Why would I lose the moral right to object to the way we are governed, if I do not vote? I find the implied assertion a bit paternalistic. Why is my choice not to vote immediately taken as an endorsement for the removal of my rights? Can't it also be a political statement by itself? Regardless of whether noting or not voting constitutes a political statement, no citizen every loses the moral right to object to the way we are governed.

Here in Australia, we have a system of compulsory voting, where each and every Australian citizen of age and ability is legally obliged to cast a vote at every local, state and federal election, or face fining or imprisonment

Here in Australia, we also have two main political axes of power, loosely centred on the Labour party, and the (rapidly splintering) Liberal and National Party coalition. Both have policies that are rapidly moving towards the centre and have points that are unpalatable to many.

The Liberal/National coalition support the privatisation of state companies, most notably Telstra, the national carrier. The Labour party has also supported privatisation of national assets like the state banks.

The Liberal/National coalition shows no commitment to meet the Kyoto agreements on the reduction of greenhouse gases. The Labour Party has a inconsistent attitude towards environmental issues.

The Liberal/National coalition has introduced a Goods and Services Tax that places inordinate compliance costs on small business.
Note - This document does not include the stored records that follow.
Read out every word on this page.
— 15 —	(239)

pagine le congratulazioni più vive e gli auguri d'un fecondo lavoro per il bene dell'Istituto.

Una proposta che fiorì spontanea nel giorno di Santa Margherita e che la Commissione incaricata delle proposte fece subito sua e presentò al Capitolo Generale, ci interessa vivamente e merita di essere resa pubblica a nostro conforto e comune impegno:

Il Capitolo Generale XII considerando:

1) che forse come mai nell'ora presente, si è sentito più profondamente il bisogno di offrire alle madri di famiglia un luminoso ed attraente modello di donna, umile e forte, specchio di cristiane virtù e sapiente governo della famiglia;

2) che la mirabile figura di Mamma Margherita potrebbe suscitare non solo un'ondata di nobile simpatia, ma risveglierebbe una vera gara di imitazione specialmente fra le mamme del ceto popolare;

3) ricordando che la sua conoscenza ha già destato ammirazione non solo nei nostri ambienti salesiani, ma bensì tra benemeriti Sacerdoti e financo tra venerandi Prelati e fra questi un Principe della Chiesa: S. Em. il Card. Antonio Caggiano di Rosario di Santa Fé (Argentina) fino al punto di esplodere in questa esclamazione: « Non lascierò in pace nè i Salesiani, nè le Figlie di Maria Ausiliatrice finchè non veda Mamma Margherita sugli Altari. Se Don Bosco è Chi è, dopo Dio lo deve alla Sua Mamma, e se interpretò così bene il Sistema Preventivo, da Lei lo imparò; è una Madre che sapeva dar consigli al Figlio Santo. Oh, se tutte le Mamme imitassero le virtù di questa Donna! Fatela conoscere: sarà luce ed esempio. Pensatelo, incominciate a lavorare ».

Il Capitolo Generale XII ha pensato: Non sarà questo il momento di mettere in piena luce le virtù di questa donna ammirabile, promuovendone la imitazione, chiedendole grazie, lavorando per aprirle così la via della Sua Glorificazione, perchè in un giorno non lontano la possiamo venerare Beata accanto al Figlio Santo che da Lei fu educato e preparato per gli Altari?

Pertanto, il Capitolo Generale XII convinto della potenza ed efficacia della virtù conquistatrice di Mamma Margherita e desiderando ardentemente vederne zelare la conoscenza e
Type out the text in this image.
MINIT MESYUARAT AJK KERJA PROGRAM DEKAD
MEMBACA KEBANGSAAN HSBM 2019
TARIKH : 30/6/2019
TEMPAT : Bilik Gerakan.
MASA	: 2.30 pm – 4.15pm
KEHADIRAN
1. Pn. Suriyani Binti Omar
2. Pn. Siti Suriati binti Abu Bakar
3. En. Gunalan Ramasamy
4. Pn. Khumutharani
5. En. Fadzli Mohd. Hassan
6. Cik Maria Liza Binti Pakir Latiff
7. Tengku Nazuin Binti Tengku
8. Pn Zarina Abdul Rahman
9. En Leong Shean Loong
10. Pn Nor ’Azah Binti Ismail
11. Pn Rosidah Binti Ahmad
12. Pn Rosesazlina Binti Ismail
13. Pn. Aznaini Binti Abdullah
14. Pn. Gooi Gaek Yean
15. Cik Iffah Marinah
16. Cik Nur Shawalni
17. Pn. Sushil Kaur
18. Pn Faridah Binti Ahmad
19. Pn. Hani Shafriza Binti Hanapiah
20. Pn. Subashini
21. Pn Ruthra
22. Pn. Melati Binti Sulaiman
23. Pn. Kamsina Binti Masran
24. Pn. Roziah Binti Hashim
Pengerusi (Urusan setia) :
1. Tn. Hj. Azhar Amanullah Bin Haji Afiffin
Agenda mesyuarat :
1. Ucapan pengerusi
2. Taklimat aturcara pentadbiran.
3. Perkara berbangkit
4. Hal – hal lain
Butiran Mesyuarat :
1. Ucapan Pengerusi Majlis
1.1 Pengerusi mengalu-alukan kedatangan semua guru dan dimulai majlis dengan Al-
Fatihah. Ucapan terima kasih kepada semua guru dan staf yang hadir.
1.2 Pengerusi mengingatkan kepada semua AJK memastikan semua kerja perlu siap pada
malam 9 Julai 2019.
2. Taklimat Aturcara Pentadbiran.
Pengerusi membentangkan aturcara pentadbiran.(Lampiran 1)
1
The Labour Party promises more chaos to roll it back. In addition, the Labour party supports the freezing of tarrif reductions in the favour of self-interested lobbying groups.

The alternatives are not particularly palateable. One Nation, and Pauline Hanson, its head, supports a right leaning and vaguely racist rhetoric, in the guise of "equal opportunity". The Democrats failed to obtain their original demands on the GST and passed it through the upper house in compliance with the Liberal/National Federal Government.

IF I COULD, I WOULD NOT VOTE. But I can't. So I do.

It is often pointed out to voting Aussies that people in the (crazy, crazy) USA often view voting as a moral duty, on par with attending church. My view is that democracy is the right to choose as one wishes, including the option that says "none of the above".